Windaba 2019 kicked off with a welcome address by Minister of Mineral Resources and Energy, Gwede Mantashe, acknowledging the role of the wind sector in South Africa’s economic growth.
Enabling factors include an exceptional resource and a growing recognition that wind power can help plug Africa’s energy gap, attract investment, foster economic growth and create jobs.
South Africa remains the continent’s wind powerhouse, but other countries are catching up fast, experts said during the 2019 Windaba conference.
In terms of energy generation capacity, Africa’s energy mix is no longer confined to oil, coal and gas.
According to estimates by the Global Wind Energy Council (GWEC), the Southern African Development Community (SADC), a region comprising 16 countries, alone has a wind energy potential of around 18GW.
“This is one-third of the region’s current power pool,” said Johan van den Berg, Head of the Africa-EU Energy Partnership (AEEP) Secretariat. “The East Coast of Africa, stretching from Northern Mozambique to Kenya, has a huge potential.”
Other wind energy hotspots include Mauritius, Zambia, Namibia, and Tanzania, added Ntombifuthi Ntuli, CEO of the South African Wind Energy Association (SAWEA).
“Namibia’s National Integrated Resource Plan calls for 149MW of wind energy to be developed by 2035,” she said. “Tanzania, in the meantime, has plans to develop four onshore wind energy projects with a total capacity of 550MW. Recently the country announced a 300MW wind farm of which construction will start soon.”
Africa's top wind energy leader
South Africa remains Africa’s top wind energy leader. Between its inception in 2011 and March 2019, the country’s Renewable Energy Independent Power Producer Procurement (REIPPP) programme has procured 3,366MW from 36 independent wind power producers.

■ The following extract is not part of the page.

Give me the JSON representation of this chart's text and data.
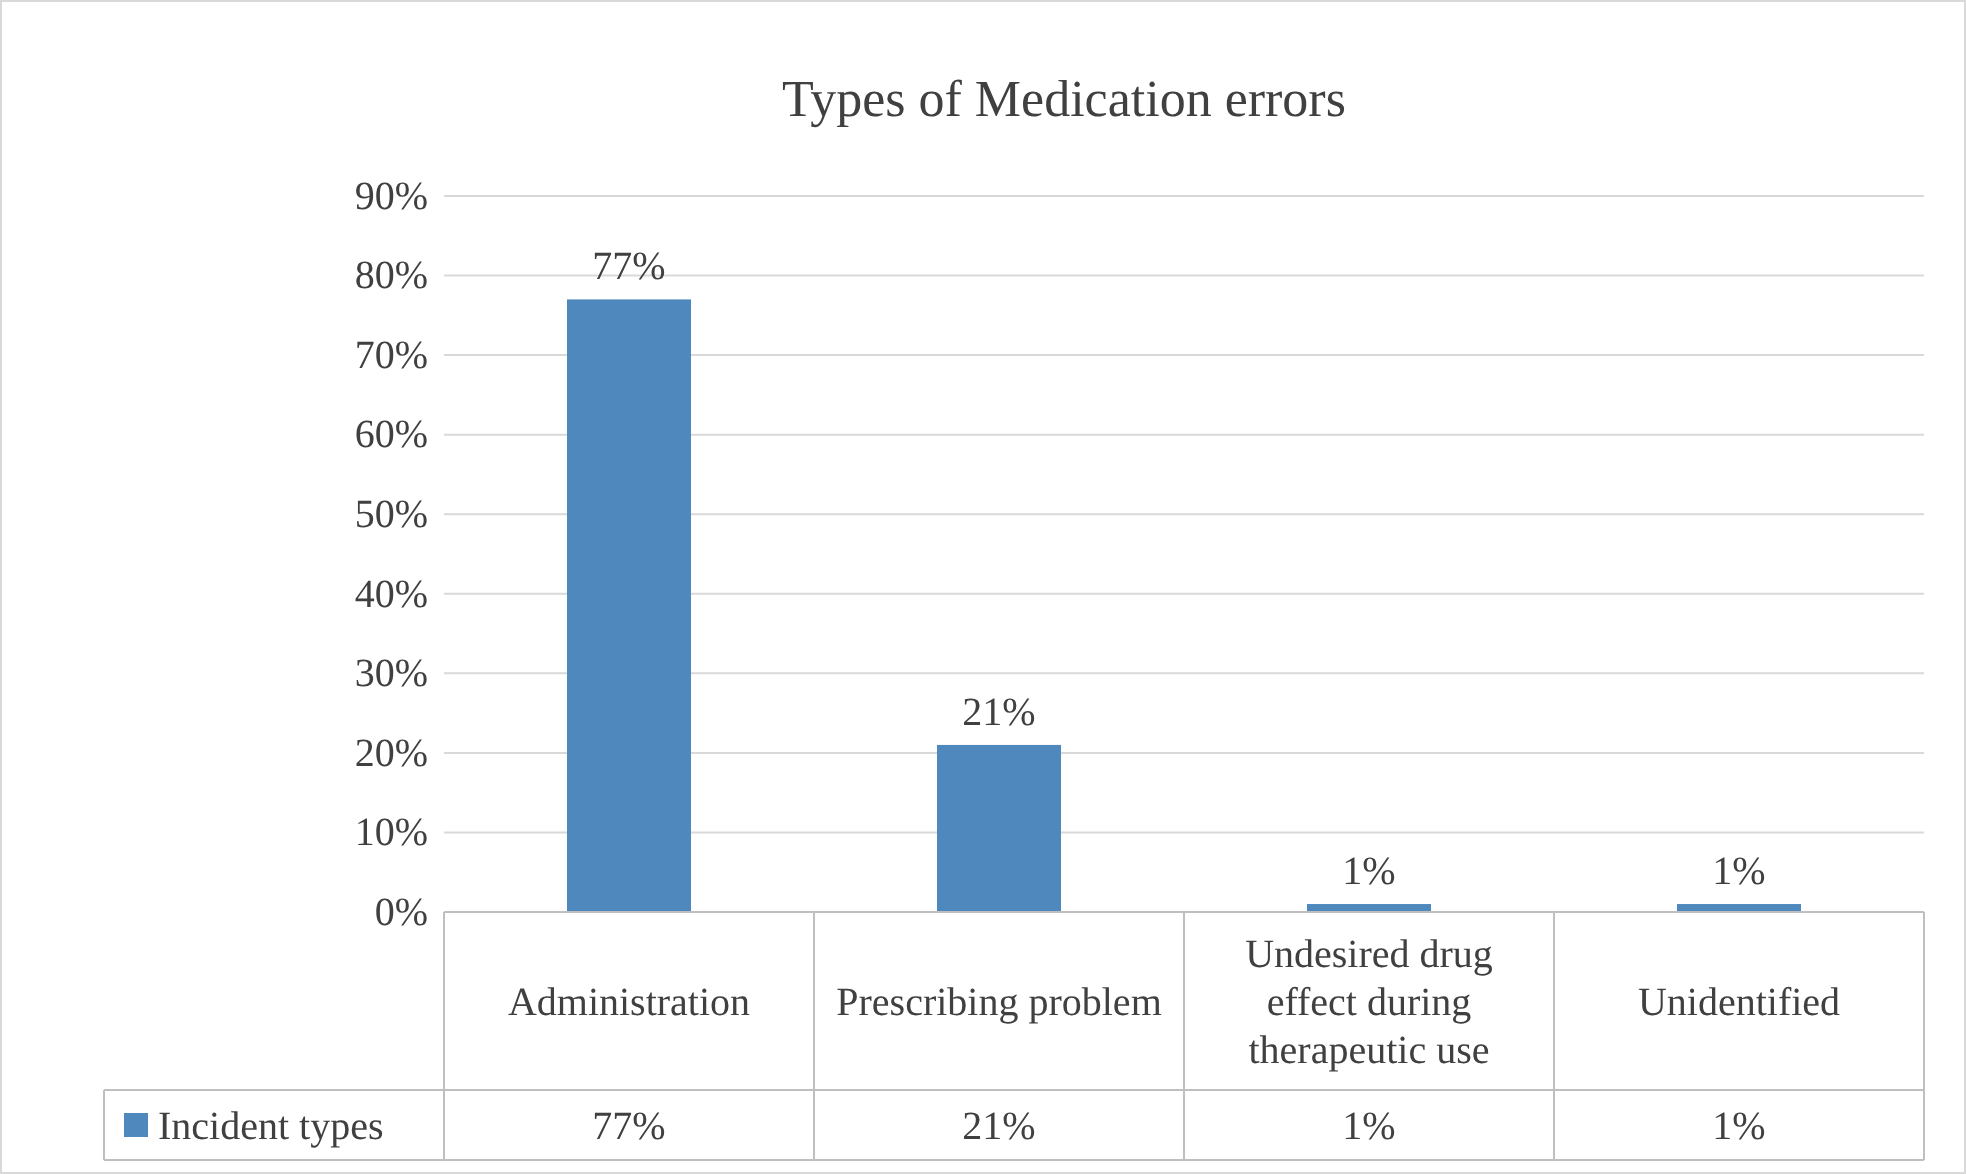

“Besides strengthening our overall energy security, the South African wind energy sector has attracted R80.6 billion worth of investments since 2011, of which Foreign Direct Investment (FDI) accounted for R13.2 billion,” said Ntuli.
A strong political will has been a crucial ingredient in these achievements, Ntuli said. “The value of the leadership demonstrated by the government at the moment cannot be understated – it is directly driving the return of investor confidence,” she explained.
A second but no less important role player in creating and developing South Africa’s wind energy ecosystem has been the quality of the resource. “A study by the Centre for Scientific and Industrial Research (CSIR) indicates that the wind resource potential in South Africa is extremely good. It has concluded that wind turbines with extraordinarily high load factors could be operated on 80% of our surface area, along the coast but also inland,” Ntuli said.
Miguel Arias Canete, Commissioner for Climate Action and Energy at the European Commission, noted that developing a wind energy ecosystem in South Africa has not been just about generating clean and affordable power and attracting investment. It is also about stimulating job creation.
Wind IPPs creating jobs
According to SAWEA statistics, South Africa’s wind IPPs helped create 10,099 job years since 2011. That is a third of all job-years created by all 112 renewable Independent Power Producers (IPPs) that fall under the REIPPP.
“South Africa’s engagement has allowed the development of a vibrant industry on the continent and has contributed to creating local employment in the sector,” Canete said.
Ntuli agrees and says her own organisation played a pivotal role in this. “SAWEA has illustrated that by adopting an approach that both smooths out annual wind energy procurement and raises annual procurement limits on renewables can create many more jobs in construction and manufacturing.”
Whilst South Africa should definitely be seen as an African wind energy role model, Van Den Berg stressed that one shouldn’t copy what the country has done.
“Markets vary. There needs to be a localised approach to developing sustainable wind energy sectors in the region,” he said, noting that the country can nevertheless teach the rest of the continent a few lessons in terms of developing a resilient and investor-friendly wind energy sector.
“The first thing countries need to do is to make sure policies and regulatory frameworks are optimised and are stable. This is necessary to have financiers back projects,” he explained. “They need to have a sense of comfort that the rules will stay the same for the duration of a project and that their investment is safe.”